Errada, porque inverte a competência: embora possa haver apresentação em qualquer dos juízos, o julgamento do vício de avaliação ligado à carta precatória cabe ao juízo deprecado.
- B)poderá ser oferecida no juízo deprecante ou deprecado, sendo o juízo deprecado o competente para julgá-la.
Certa, pois a impugnação sobre vício de avaliação em ato praticado por carta precatória pode ser apresentada em qualquer dos juízos, mas deve ser julgada pelo juízo deprecado.
- C)deverá ser oferecida no juízo deprecado, sendo o juízo deprecante o competente para julgá-la.
Errada, porque não é obrigatório apresentar a impugnação apenas no juízo deprecado, e também o julgamento não fica com o juízo deprecante.
- D)deverá ser oferecida no juízo deprecante, sendo o juízo deprecado o competente para julgá-la.

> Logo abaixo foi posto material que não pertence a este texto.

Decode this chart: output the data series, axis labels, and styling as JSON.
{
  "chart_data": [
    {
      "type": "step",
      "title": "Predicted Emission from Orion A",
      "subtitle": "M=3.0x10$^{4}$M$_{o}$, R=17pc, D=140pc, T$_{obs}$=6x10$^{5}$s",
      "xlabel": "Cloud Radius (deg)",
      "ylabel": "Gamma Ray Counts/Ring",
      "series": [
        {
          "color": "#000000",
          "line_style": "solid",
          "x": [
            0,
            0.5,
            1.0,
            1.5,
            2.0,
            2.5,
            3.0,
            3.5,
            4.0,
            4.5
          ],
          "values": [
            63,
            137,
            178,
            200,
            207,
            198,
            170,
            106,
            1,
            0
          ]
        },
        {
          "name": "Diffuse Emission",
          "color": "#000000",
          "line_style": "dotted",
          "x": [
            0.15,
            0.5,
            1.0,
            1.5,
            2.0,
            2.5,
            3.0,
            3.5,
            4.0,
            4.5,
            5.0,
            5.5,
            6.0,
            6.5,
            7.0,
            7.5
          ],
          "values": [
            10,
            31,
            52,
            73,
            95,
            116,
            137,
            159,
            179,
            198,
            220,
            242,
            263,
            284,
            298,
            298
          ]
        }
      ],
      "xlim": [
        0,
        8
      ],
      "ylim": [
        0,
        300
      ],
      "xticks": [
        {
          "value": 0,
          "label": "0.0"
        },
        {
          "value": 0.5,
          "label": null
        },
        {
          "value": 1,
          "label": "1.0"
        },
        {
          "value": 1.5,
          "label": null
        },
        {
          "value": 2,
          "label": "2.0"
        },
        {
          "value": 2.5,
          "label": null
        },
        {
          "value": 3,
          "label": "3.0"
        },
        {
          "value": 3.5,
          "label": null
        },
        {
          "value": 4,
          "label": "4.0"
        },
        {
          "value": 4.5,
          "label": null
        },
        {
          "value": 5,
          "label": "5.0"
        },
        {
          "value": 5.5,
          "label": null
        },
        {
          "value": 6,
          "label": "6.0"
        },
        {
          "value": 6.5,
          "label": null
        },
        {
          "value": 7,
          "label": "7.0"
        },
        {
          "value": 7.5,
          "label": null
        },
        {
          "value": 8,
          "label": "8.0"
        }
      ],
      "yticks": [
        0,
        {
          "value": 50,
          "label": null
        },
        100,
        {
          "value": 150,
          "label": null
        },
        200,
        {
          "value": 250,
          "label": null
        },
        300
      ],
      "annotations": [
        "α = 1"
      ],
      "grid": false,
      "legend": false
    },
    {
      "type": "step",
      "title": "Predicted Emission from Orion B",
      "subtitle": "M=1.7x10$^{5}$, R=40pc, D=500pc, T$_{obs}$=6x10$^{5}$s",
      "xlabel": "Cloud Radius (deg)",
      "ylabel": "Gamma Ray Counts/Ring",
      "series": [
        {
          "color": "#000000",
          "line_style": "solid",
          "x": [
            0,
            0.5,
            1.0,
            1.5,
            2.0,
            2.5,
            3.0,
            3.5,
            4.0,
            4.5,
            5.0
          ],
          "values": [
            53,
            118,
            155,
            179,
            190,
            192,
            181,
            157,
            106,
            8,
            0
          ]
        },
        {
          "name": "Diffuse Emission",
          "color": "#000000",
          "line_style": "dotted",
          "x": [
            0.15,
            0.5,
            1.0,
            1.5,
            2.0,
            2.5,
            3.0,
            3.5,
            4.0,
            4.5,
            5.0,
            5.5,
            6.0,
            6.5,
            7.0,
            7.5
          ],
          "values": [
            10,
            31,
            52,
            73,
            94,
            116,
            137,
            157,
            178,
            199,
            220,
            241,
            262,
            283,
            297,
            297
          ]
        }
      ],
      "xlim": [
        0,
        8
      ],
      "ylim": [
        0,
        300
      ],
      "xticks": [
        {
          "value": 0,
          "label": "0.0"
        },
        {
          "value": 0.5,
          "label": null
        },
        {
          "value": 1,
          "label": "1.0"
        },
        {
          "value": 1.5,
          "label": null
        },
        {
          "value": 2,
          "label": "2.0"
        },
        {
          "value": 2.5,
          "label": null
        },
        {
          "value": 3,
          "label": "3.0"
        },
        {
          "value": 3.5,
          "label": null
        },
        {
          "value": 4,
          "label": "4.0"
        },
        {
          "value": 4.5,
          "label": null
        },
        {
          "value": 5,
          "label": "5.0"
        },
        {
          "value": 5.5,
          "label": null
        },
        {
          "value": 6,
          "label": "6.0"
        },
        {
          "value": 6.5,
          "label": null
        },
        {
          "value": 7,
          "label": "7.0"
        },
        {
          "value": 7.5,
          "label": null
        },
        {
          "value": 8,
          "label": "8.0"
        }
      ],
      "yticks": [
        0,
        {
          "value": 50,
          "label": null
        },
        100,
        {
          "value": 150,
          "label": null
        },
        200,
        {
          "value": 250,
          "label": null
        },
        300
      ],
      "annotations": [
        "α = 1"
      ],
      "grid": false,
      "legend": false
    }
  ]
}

Errada, porque a lógica é justamente a oposta: o ato impugnado foi praticado no juízo deprecado, que é quem deve apreciá-lo.
Gabarito: B
Na fase de cumprimento de sentença, a impugnação é o meio normal de defesa do executado, e nela você pode atacar vários vícios, inclusive o de avaliação do bem penhorado. Quando a penhora e a avaliação acontecem por carta precatória, a lógica prática é simples: o juízo que realizou o ato constritivo é o mais apto para analisar o defeito apontado, porque foi ele quem viu o bem, o oficial e a avaliação de perto. Por isso, se a impugnação versa unicamente sobre vício de avaliação, ela pode ser apresentada tanto no juízo deprecante quanto no deprecado, mas quem deve julgá-la é o juízo deprecado. Essa é a leitura cobrada pela FGV e está em linha com a disciplina do CPC sobre atos praticados por carta precatória, especialmente a regra de competência do juízo que praticou o ato impugnado. No caso da questão, o imóvel foi penhorado em Guarujá/SP por carta precatória, e o próprio oficial certificou não ter conhecimento técnico para avaliar o bem, o que reforça que o problema está no ato realizado no juízo deprecado. Assim, o julgamento da impugnação deve ficar com esse juízo, porque ele é quem tem competência para revisar o vício ligado à avaliação feita sob sua jurisdição. Em resumo: ato praticado pela deprecada, controle pela deprecada. A avaliação foi feita ali, então a impugnação sobre esse ponto deve ser apreciada ali, ainda que a execução principal continue vinculada ao juízo deprecante.